I had not seen her like before in Mexico, but only in the bitterly race-and class-divided societies of Guatemala and El Salvador. It was not surprising that the local Catholic Church, taking up the cause of the Indians in the 1960s as the Dominican friar Bartolomé de las Casas had done four centuries before, should have become radicalized in their defense. Led by Bishop Samuel Ruiz, the Church preached its liberation gospel most effectively among the migrants from northern Chiapas and other parts of Mexico who had settled in what is now the almost completely deforested Lacandón jungle. In time, Bishop Ruiz’s followers came to believe that this area, whose center is a region known as Las Cañadas—the canyons—was a new promised land, where a society free of what liberation theologists call “social sin” could be brought forth. It was in this aspiring utopia that the EZLN first took hold in the early 1980s.

The totally unthreatening nature of the insurgency was clear to all by the end of the first week of January 1994. Having trashed the municipal building that sits catty-corner from the Cathedral in San Cristóbal’s central square and covered the town walls with graffiti, the rebels moved on to the local military barracks, where they were successfully turned back. Other rebel columns attempted to take the towns of Ocosingo, Altamirano, and Las Margaritas, and the villages of Chanal, Huixtán, and Oxchuc. In every case they were swiftly crushed by the army. As armored helicopters began strafing the hillsides around Las Cañadas at the end of the first week of January, it seemed obvious that the next act of this improbable revolution would involve the wholesale murder of all villagers in the area suspected of supporting the insurgents.

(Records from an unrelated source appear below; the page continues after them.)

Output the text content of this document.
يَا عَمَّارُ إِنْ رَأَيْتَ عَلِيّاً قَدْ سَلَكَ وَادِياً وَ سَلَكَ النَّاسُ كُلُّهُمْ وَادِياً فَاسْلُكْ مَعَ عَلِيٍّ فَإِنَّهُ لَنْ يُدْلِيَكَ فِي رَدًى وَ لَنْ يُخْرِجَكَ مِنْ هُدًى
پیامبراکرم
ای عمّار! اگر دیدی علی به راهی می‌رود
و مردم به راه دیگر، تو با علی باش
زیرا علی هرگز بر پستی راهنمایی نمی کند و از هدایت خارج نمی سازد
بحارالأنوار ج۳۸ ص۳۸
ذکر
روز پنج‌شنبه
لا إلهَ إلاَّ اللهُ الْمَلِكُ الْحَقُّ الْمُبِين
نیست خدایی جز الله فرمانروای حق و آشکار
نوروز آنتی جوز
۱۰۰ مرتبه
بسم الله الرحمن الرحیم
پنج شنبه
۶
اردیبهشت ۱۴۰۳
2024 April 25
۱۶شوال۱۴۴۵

In the capital and other major cities around the country, tens of thousands took to the streets to protest against attacks on the Zapatistas. To the astonishment of the demonstrators—and, no doubt, even more so of the rebels, not to mention the army high command—President Carlos Salinas de Gortari called for a unilateral cease-fire on January 12. Within days, the EZLN—which in the second part of the Declaration quoted above had vowed to take Mexico City by force and depose the “usurper” Salinas de Gortari—agreed to talk with the government. Under the terms of an unofficial pre-talks agreement, the rebel army retrenched in and around Las Cañadas, an area which continues to function, de facto, as the zone under Zapatista control. Most press reports put the total number of dead in the twelve days of fighting at 150. According to the Zapatistas, the death toll of the fighting was 9 Zapatista soldiers and 12 lost in action, plus 27 confirmed army dead and possibly 30 more.